“O günü ve saati, ne gökteki melekler, ne de Oğul bilir; Baba’dan başka kimse bilmez. Nuh’un günlerinde nasıl olduysa, İnsanoğlu’nun gelişinde de öyle olacak. Nuh’un gemiye bindiği güne dek, tufandan önceki günlerde insanlar yiyip içiyor, evlenip evlendiriliyorlardı. Tufan gelinceye, hepsini süpürüp götürünceye dek başlarına geleceklerden habersizdiler. İnsanoğlu’nun gelişi de öyle olacak. O gün tarlada bulunan iki kişiden biri alınacak, biri bırakılacak. Değirmende buğday öğüten iki kadından biri alınacak, biri bırakılacak.

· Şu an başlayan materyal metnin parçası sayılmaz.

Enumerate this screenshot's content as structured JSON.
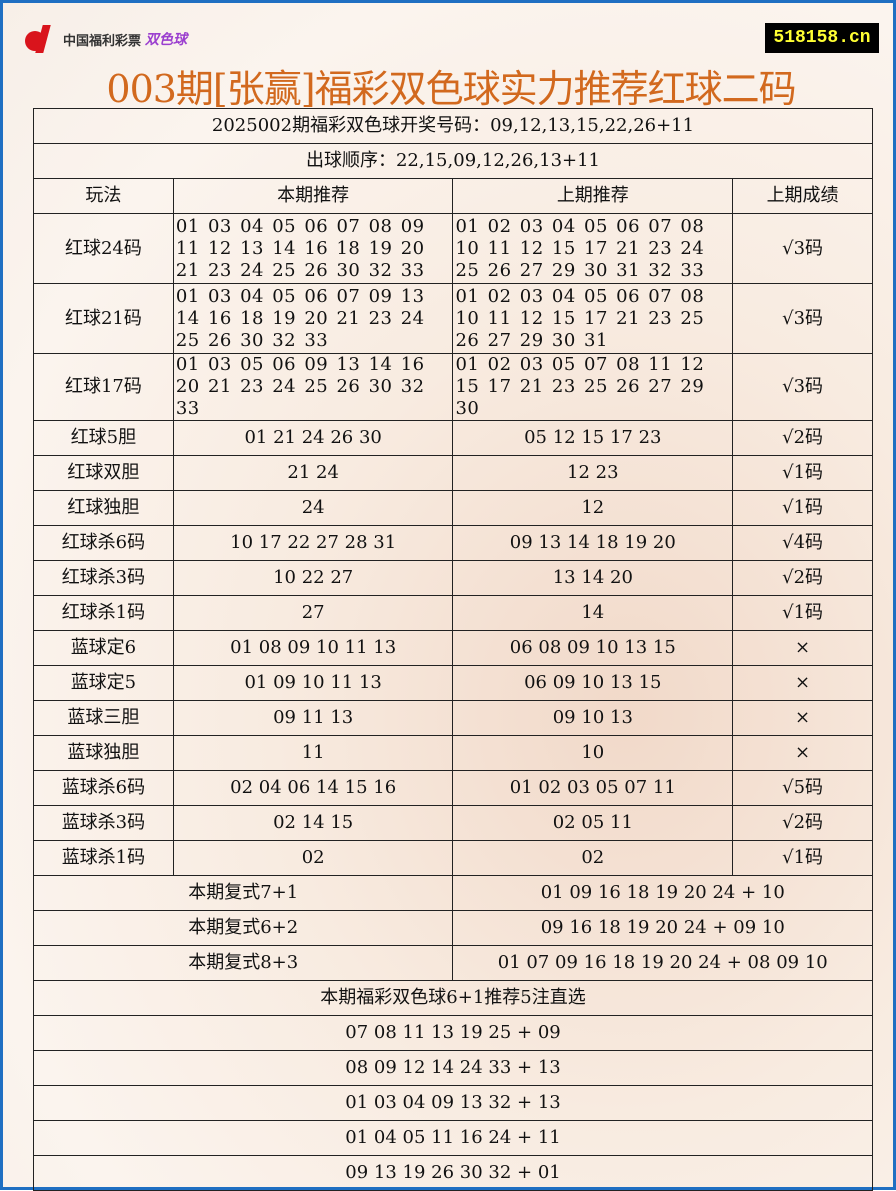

“Bunun için uyanık kalın. Çünkü Rabbiniz’in geleceği günü bilemezsiniz. Ama şunu bilin ki, ev sahibi, hırsızın gece hangi saatte geleceğini bilse, uyanık kalır, evinin soyulmasına fırsat vermez. Bunun için siz de hazır olun! Çünkü İnsanoğlu beklemediğiniz saatte gelecektir.
“Efendinin, hizmetkârlarına vaktinde yiyecek vermek için başlarına atadığı güvenilir ve akıllı köle kimdir? Efendisi eve döndüğünde işinin başında bulacağı o köleye ne mutlu! Size doğrusunu söyleyeyim, efendisi onu bütün malının üzerinde yetkili kılacak. Ama o köle kötü olur da içinden, ‘Efendim gecikiyor’ der ve öteki köleleri dövmeye başlarsa, sarhoşlarla birlikte yiyip içerse, efendisi, onun beklemediği günde, ummadığı saatte gelecek, onu şiddetle cezalandırıp ikiyüzlülerle bir tutacak. Orada ağlayış ve diş gıcırtısı olacaktır.”